#  DataChain: The Context Layer for Unstructured Data
[](https://pypi.org/project/datachain/)
[](https://pypi.org/project/datachain)
[](https://codecov.io/gh/datachain-ai/datachain)
[](https://github.com/datachain-ai/datachain/actions/workflows/tests.yml)
[](https://deepwiki.com/datachain-ai/datachain)
**A Python library that turns files in S3, GCS, and Azure into versioned, typed datasets, queryable at warehouse speed.**
- **Compute Engine**: parallel and distributed Python over files. Async I/O, checkpoint recovery, incremental updates.

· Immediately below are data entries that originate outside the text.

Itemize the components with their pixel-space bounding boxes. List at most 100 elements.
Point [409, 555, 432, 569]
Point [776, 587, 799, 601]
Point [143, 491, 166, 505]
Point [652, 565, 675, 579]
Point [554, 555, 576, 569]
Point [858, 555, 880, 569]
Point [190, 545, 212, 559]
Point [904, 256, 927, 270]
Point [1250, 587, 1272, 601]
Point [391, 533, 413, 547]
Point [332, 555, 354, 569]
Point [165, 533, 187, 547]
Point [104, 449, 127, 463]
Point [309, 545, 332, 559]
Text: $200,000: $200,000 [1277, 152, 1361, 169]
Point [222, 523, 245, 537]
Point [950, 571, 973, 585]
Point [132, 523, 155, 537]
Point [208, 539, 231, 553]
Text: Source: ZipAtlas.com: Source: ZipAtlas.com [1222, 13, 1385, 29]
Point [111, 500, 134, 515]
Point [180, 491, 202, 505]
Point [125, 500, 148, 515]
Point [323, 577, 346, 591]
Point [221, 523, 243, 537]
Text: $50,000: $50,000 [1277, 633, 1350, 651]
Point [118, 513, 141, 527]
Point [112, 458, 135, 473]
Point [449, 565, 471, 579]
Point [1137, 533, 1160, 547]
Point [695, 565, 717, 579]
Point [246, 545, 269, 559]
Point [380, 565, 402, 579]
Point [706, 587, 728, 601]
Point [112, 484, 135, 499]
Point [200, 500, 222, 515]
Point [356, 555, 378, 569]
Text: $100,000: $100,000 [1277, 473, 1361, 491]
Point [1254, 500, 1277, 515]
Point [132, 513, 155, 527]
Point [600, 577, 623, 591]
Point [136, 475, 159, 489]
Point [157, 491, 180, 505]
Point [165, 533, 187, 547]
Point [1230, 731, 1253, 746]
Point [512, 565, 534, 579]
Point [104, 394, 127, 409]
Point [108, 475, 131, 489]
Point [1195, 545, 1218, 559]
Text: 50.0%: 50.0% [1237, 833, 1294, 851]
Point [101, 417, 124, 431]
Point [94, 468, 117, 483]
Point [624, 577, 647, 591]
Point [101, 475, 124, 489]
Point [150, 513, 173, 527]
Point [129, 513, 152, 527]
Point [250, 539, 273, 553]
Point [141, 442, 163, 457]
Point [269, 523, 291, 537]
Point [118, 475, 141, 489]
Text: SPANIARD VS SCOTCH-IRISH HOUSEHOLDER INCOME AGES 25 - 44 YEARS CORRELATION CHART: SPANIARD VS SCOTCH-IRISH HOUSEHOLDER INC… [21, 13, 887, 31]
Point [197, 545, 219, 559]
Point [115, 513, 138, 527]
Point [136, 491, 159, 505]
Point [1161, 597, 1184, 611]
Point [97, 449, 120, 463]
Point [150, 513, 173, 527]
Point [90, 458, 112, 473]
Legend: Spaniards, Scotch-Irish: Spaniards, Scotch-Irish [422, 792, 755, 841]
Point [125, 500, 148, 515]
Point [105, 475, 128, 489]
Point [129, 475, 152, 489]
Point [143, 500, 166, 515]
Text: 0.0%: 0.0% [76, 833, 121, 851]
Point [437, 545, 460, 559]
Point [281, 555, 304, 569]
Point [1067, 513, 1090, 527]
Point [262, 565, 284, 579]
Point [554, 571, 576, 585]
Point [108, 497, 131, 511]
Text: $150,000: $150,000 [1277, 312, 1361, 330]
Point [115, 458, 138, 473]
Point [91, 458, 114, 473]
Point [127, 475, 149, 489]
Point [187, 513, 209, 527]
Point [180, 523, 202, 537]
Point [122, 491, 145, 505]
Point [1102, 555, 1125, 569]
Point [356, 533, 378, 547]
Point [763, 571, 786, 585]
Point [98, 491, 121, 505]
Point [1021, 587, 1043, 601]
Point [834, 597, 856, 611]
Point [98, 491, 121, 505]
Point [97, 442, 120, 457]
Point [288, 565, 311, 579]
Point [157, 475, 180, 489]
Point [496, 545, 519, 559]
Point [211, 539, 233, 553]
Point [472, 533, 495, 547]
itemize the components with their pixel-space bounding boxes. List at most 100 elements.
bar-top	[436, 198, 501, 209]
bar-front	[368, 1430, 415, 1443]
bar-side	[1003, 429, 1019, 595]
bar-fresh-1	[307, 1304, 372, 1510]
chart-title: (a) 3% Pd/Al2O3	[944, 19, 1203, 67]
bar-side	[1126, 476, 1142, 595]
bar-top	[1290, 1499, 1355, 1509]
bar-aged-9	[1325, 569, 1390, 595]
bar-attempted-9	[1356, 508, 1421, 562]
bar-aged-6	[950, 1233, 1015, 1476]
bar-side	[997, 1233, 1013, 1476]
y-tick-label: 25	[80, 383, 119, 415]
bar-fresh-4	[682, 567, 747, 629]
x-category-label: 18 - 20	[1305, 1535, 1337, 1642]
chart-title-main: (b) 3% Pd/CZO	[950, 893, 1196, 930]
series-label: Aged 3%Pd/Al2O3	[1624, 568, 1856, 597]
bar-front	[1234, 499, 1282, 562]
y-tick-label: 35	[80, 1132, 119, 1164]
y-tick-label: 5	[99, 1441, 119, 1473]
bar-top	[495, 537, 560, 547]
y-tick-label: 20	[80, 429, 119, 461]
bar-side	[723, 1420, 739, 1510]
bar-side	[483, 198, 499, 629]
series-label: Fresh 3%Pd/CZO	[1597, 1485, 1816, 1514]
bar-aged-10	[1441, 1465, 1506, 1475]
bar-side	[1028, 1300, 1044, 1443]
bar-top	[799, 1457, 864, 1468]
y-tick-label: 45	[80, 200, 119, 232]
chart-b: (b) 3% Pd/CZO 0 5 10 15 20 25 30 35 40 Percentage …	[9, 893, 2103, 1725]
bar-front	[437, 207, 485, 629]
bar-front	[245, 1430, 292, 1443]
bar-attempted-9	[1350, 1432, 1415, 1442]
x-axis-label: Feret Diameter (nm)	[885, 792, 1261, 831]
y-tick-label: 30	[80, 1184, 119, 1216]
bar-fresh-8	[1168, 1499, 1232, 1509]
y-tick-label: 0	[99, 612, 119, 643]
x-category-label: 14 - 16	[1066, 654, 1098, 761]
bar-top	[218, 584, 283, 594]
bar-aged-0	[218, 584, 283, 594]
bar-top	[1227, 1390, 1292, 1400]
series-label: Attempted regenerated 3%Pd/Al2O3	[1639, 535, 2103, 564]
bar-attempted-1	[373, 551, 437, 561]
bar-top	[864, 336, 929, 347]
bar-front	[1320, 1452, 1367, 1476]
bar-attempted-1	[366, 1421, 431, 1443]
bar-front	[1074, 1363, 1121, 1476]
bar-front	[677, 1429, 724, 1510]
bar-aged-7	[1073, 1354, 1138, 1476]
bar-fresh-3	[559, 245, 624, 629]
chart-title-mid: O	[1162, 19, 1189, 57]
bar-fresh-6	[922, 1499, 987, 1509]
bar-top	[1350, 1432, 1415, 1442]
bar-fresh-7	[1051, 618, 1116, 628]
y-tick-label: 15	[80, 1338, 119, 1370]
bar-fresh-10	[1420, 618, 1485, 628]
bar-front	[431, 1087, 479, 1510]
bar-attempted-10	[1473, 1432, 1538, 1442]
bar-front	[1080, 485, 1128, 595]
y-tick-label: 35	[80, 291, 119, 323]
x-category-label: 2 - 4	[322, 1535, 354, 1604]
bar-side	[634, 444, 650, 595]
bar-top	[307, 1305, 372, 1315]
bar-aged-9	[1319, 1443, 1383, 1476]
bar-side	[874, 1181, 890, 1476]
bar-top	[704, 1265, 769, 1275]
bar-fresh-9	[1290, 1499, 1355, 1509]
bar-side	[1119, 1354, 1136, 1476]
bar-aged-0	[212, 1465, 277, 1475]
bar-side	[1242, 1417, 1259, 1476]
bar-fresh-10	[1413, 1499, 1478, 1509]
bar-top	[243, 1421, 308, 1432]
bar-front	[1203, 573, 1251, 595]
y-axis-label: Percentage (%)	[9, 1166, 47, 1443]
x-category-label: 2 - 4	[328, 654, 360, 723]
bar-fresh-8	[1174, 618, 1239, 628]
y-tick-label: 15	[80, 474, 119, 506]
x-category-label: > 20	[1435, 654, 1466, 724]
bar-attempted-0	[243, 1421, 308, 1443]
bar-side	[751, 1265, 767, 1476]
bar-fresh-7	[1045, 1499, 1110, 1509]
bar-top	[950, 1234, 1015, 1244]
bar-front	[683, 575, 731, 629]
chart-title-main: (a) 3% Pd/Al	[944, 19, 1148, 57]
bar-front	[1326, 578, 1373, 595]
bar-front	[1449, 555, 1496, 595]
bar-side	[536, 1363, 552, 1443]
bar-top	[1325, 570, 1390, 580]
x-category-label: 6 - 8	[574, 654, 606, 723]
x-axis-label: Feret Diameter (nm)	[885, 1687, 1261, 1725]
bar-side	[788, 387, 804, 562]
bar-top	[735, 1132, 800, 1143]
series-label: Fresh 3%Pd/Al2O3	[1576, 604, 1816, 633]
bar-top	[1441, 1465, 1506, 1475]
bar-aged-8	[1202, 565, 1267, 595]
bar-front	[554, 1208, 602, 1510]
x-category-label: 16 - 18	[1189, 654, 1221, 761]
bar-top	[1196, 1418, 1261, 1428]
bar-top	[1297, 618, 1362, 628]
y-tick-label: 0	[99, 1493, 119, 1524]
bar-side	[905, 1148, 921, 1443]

- **Dataset DB**: Pydantic schemas, versioning, file pointers, automatic lineage. Sub-second filter, join, and similarity search over hundreds of millions of records.
Optional, for agent workflows:
- **Knowledge Base**: markdown summaries derived from the Dataset DB and enriched by LLM. Readable by humans and LLMs.
- **Agent Harness**: skill and MCP server that plug all three into Claude Code, Cursor, Codex, GitHub Copilot, and Pi, so they understand your data.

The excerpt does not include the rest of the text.